Voor de vierde keer hield AnalitiQs een groot onderzoek over diversiteit en inclusie onder Nederlandse werknemers. Dat het onderwerp steeds meer mainstream wordt blijkt wel uit evenementen als Diversity Day en de groeiende bekendheid van Keti Koti, de nationale herdenking afschaffing slavernij. Ook andere niet-christelijke feestdagen winnen aan acceptatie.

‘Organisaties weten dat het een belangrijk thema is, maar ze vinden het moeilijk om er werkelijk stappen in te zetten’

Maar we kunnen geen onvervalst juichverhaal opschrijven.

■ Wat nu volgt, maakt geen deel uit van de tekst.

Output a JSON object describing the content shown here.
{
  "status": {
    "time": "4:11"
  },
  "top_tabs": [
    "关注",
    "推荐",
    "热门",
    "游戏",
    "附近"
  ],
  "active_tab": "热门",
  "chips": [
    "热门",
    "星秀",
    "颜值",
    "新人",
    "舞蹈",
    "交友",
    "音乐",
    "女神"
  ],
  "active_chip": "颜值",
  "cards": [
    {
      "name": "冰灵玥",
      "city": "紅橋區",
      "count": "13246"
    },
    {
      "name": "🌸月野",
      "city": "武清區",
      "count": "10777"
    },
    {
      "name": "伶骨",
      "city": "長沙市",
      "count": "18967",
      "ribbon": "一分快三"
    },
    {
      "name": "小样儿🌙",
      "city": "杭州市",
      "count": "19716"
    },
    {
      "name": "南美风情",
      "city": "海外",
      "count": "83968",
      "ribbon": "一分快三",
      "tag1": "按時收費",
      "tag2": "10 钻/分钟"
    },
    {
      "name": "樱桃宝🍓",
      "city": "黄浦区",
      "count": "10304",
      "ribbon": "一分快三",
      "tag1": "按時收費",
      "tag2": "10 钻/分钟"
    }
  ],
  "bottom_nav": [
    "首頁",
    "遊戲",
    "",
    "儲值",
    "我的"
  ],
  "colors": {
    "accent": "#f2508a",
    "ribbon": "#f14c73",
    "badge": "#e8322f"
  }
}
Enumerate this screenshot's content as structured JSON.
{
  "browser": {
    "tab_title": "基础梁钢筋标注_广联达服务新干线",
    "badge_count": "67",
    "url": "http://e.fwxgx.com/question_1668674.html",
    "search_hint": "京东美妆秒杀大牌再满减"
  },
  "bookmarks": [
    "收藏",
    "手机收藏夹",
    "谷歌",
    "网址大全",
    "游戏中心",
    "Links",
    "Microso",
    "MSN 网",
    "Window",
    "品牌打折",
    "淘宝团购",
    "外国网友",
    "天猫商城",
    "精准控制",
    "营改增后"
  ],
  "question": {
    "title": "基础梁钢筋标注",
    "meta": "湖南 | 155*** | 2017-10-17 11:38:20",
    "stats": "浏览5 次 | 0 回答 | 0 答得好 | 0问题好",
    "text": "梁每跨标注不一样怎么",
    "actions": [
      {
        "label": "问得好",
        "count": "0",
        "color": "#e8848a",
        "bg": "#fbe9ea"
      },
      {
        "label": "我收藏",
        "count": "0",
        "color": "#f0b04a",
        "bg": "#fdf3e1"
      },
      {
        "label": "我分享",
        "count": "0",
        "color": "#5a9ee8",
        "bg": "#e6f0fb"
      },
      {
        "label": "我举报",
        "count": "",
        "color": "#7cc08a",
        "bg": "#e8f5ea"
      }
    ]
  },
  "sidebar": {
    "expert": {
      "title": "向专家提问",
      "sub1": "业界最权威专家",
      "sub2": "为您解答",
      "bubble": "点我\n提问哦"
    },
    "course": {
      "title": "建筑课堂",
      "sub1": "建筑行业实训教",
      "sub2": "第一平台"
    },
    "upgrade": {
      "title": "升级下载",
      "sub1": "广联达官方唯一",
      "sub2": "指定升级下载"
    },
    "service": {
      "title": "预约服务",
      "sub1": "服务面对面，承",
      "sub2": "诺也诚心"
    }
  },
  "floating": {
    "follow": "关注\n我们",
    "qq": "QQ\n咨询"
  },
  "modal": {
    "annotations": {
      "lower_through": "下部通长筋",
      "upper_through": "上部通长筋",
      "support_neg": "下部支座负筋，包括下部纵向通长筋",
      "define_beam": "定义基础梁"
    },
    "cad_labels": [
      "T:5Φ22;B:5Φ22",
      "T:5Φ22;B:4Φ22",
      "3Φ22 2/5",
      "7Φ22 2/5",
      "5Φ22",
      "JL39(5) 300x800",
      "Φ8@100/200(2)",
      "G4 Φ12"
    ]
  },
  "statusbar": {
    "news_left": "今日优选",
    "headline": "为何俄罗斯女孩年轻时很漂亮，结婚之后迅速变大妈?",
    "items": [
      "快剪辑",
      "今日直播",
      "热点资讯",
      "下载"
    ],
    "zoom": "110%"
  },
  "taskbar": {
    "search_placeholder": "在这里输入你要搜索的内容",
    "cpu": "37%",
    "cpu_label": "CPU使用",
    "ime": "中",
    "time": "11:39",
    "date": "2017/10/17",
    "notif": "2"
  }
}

Zo staat Nederland op de 26e plek in de gender-gap index 2023. “En er zijn veel berichten over ongewenst gedrag en discriminatie. Werkgevers worstelen ermee”, zegt onderzoekster Henrieke van Bommel van AnalitiQs.
“Organisaties weten dat het een belangrijk thema is, maar ze vinden het moeilijk om er werkelijk stappen in te zetten.” Wanneer zij onderzoek doet voor bedrijven, zijn die er veelal van overtuigd dat diversiteit en inclusie bij hen ‘geen issue’ is, de resultaten van deze onderzoeken bewijzen vaak het tegendeel.

Nog weinig onderzoek  

Het aantal organisaties dat onderzoek uitvoert naar D&I blijft nog flink achter. Hiervoor heeft  AnalitiQs een aantal verklaringen: twijfels over wat wel en niet mag volgens wet- en regelgeving, zorgen over de reacties vanuit werknemers en onduidelijkheid over welke vragen te stellen. Van Bommel: “En organisaties zijn bang voor de resultaten. Wat moet je doen als blijkt dat 25 procent van je medewerkers te maken heeft met ongewenst gedrag?”

‘Een grote meerderheid (70 procent) ervaart diversiteit als iets positiefs, maar slechts 54 procent doet ook mee aan activiteiten om diversiteit en inclusie te bevorderen’

De ruim duizend medewerkers die AnalitiQs benaderde aan het onderzoek mee te doen, vulden allemaal de vragenlijsten in. Daarna is de representativiteit gecheckt. De vragen bestreken zeven ‘dimensies’: gender, culturele achtergrond, religie, seksualiteit, fysieke of neurodivergente aandoening, leeftijd en persoonlijkheid. Uit de resultaten blijkt 20 procent een aandoening te hebben, 42 procent is verbonden met een religie (waarvan 35 procent christelijk), 79 procent heeft een Nederlandse achtergrond, 89 procent noemt zich heteroseksueel en 98 procent identificeert zich met het geboortegeslacht.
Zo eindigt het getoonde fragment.